When asked how their learning experiences as teenagers could have been better, many participants responded about the need for education surrounding what is ‘normal’, inclusion of LGBT+ sexualities, asexuality, female pleasure, emotions surrounding sex, and the realities regarding pornography’s representations of ‘sex’:
“There should definitely be more detailed information taught at school about all aspects of sex and sexuality, children shouldn't have to search things on the internet which could potentially bring up images/websites that are inappropriate for them.”
It is worth noting that only 9% of participants responded ‘at school’ as their primary means of learning about sex. This means that more than 9 out of 10 young people are learning about sex primarily outside of school, thus not everyone is getting the same access to information. We must address the fact that young people are left unsatisfied by their sex education and ensure all young people have an equal and sound understanding of healthy relationships and consent.
Considering that the vast majority (72%) of participants identified first learning about sex aged 13 and under, it is important to consider the ways sex is presented to young people within wider society, as the majority of learning about sex within an education setting does not come until after this age.

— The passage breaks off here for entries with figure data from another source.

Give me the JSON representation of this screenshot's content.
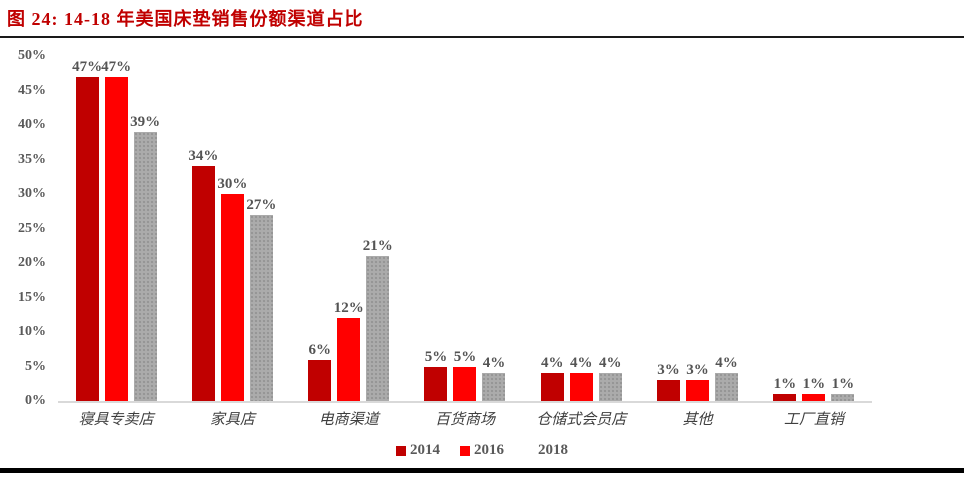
{
  "header": {
    "title": "图 24: 14-18 年美国床垫销售份额渠道占比"
  },
  "colors": {
    "title_red": "#c00000",
    "series_2014": "#c00000",
    "series_2016": "#ff0000",
    "series_2018": "#ababab",
    "axis_text": "#595959",
    "baseline": "#d9d9d9",
    "rule": "#000000"
  },
  "chart_data": {
    "type": "bar",
    "title": "图 24: 14-18 年美国床垫销售份额渠道占比",
    "categories": [
      "寝具专卖店",
      "家具店",
      "电商渠道",
      "百货商场",
      "仓储式会员店",
      "其他",
      "工厂直销"
    ],
    "series": [
      {
        "name": "2014",
        "color": "#c00000",
        "texture": "solid",
        "values": [
          47,
          34,
          6,
          5,
          4,
          3,
          1
        ]
      },
      {
        "name": "2016",
        "color": "#ff0000",
        "texture": "solid",
        "values": [
          47,
          30,
          12,
          5,
          4,
          3,
          1
        ]
      },
      {
        "name": "2018",
        "color": "#ababab",
        "texture": "dots",
        "values": [
          39,
          27,
          21,
          4,
          4,
          4,
          1
        ]
      }
    ],
    "data_label_suffix": "%",
    "xlabel": "",
    "ylabel": "",
    "ylim": [
      0,
      50
    ],
    "yticks": [
      "0%",
      "5%",
      "10%",
      "15%",
      "20%",
      "25%",
      "30%",
      "35%",
      "40%",
      "45%",
      "50%"
    ],
    "grid": false,
    "legend_position": "bottom"
  }
}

As most respondents identified learning about sex through their peers (31%), it is important to question where those peers, also underage, are getting the information about sex that they are then sharing. The increasing prevalence of the internet in our lives means that more young people are getting information online (53% selected ‘social media’ as one of their means of learning about sex as a teenager, whilst 8% learnt most from ‘social media’, and 3% learnt most from other online platforms e.g. ‘YouTube’ and ‘Fanfiction’). It is important to focus on ensuring that the information they are getting is as sensitive, accurate, and feminist as possible, to ensure that when this information is then, inevitably, shared among peer groups, it does not perpetuate harmful attitudes surrounding sex.

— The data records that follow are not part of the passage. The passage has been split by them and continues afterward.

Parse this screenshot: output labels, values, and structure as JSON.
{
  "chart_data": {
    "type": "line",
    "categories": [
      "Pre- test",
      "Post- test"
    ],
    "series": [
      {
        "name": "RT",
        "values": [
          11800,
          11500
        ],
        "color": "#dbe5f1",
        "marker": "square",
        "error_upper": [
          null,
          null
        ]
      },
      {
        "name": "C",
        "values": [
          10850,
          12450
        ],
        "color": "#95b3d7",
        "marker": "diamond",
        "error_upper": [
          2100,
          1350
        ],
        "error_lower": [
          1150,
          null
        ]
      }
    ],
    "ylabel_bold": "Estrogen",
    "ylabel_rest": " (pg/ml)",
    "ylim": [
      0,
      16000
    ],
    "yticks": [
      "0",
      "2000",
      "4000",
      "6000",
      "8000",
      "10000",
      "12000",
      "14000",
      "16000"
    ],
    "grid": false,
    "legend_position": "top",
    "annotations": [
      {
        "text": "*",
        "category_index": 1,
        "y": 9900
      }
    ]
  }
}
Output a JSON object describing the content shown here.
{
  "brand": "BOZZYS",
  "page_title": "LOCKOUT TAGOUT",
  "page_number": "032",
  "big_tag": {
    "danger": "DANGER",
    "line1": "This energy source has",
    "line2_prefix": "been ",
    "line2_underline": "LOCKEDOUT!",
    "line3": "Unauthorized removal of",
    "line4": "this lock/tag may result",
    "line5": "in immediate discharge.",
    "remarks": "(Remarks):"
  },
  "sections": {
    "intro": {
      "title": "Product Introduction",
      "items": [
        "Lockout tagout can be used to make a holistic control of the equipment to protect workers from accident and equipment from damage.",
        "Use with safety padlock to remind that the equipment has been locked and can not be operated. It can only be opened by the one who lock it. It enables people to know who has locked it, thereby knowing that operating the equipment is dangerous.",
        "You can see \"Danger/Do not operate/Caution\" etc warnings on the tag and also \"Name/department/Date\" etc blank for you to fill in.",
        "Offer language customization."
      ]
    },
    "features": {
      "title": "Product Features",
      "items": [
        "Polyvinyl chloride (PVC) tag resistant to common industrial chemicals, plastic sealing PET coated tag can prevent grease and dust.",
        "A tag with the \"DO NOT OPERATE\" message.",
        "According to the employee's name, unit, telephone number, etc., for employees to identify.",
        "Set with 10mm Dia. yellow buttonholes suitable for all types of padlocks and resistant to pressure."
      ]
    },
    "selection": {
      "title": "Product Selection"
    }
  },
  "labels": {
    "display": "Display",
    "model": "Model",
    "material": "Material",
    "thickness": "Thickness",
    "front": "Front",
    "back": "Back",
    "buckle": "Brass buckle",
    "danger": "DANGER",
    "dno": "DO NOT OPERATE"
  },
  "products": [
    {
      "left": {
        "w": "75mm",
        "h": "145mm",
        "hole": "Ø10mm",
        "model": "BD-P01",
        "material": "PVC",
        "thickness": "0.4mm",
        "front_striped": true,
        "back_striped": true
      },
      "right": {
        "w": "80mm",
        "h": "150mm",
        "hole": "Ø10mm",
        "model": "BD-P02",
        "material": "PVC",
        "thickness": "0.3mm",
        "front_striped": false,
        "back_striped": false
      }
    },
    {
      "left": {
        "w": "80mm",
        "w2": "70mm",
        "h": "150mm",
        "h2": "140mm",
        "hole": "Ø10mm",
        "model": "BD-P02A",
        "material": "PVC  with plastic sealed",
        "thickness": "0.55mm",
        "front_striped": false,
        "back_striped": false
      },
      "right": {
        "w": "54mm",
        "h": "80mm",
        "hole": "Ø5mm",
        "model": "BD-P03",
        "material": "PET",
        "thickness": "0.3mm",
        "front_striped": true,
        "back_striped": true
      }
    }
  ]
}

Some sites have so-called ‘porn blocks’, which aim to prevent pornographic content on platforms that young people can ‘come across accidentally’, but these can often lead to censorship of useful learning tools. Multiple respondents said that the internet was a valuable tool in getting sex education that was positive, varied, and representative:
“Social media accounts talking about inclusive queer intersectional sex, sexual health and healthy relationships are amazing and I think the school system and media moguls have a huge amount to learn from these thought leaders.”

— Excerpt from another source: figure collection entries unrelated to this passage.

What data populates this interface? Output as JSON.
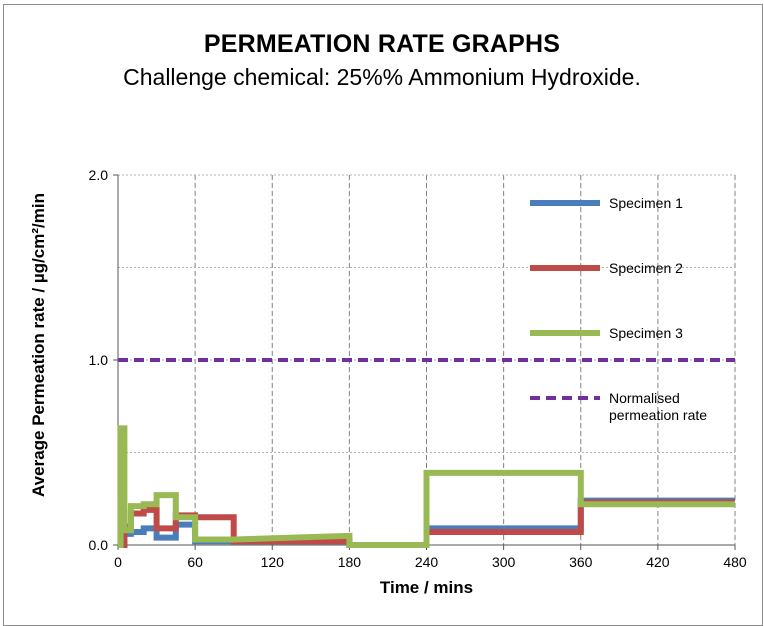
{
  "title": "PERMEATION RATE GRAPHS",
  "subtitle": "Challenge chemical: 25%% Ammonium Hydroxide.",
  "chart_data": {
    "type": "line",
    "xlabel": "Time / mins",
    "ylabel": "Average Permeation rate / µg/cm²/min",
    "xlim": [
      0,
      480
    ],
    "ylim": [
      0,
      2
    ],
    "x_ticks": [
      "0",
      "60",
      "120",
      "180",
      "240",
      "300",
      "360",
      "420",
      "480"
    ],
    "x_tick_values": [
      0,
      60,
      120,
      180,
      240,
      300,
      360,
      420,
      480
    ],
    "y_ticks": [
      "0.0",
      "1.0",
      "2.0"
    ],
    "y_tick_values": [
      0,
      1,
      2
    ],
    "grid": true,
    "legend_position": "right",
    "series": [
      {
        "name": "Specimen 1",
        "color": "#4a7ebb",
        "style": "solid",
        "x": [
          0,
          5,
          5,
          10,
          10,
          20,
          20,
          30,
          30,
          45,
          45,
          60,
          60,
          90,
          90,
          180,
          180,
          240,
          240,
          360,
          360,
          480
        ],
        "y": [
          0,
          0,
          0.06,
          0.06,
          0.07,
          0.07,
          0.09,
          0.09,
          0.04,
          0.04,
          0.11,
          0.11,
          0.02,
          0.02,
          0.02,
          0.02,
          0,
          0,
          0.09,
          0.09,
          0.24,
          0.24
        ]
      },
      {
        "name": "Specimen 2",
        "color": "#be4b48",
        "style": "solid",
        "x": [
          0,
          5,
          5,
          10,
          10,
          20,
          20,
          30,
          30,
          45,
          45,
          60,
          60,
          90,
          90,
          180,
          180,
          240,
          240,
          360,
          360,
          480
        ],
        "y": [
          0,
          0,
          0.1,
          0.1,
          0.17,
          0.17,
          0.19,
          0.19,
          0.09,
          0.09,
          0.16,
          0.16,
          0.15,
          0.15,
          0.02,
          0.02,
          0,
          0,
          0.07,
          0.07,
          0.23,
          0.23
        ]
      },
      {
        "name": "Specimen 3",
        "color": "#98b954",
        "style": "solid",
        "x": [
          0,
          2,
          2,
          5,
          5,
          10,
          10,
          20,
          20,
          30,
          30,
          45,
          45,
          60,
          60,
          90,
          180,
          180,
          240,
          240,
          360,
          360,
          480
        ],
        "y": [
          0,
          0,
          0.63,
          0.63,
          0.08,
          0.08,
          0.21,
          0.21,
          0.22,
          0.22,
          0.27,
          0.27,
          0.15,
          0.15,
          0.03,
          0.03,
          0.05,
          0,
          0,
          0.39,
          0.39,
          0.22,
          0.22
        ]
      },
      {
        "name": "Normalised permeation rate",
        "label_lines": [
          "Normalised",
          "permeation rate"
        ],
        "color": "#7030a0",
        "style": "dashed",
        "x": [
          0,
          480
        ],
        "y": [
          1.0,
          1.0
        ]
      }
    ]
  }
}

However, it is important to ensure young people are receiving adequate sex education elsewhere that is both representative, informative, and unthreatening, so that they do not become dependent upon internet chambers for this information.
The overarching findings from this survey are the demonstrable gender imbalance in young people’s learning about sex when it comes to gendered desire and pleasure, and the differences in young LGBT+ people’s learning about sex in terms of the way it made them feel about themselves – largely confused and excluded. Young people very clearly desire intersectional and representative sex education that is centred on reality and equal pleasure. It is essential that we provide it for them.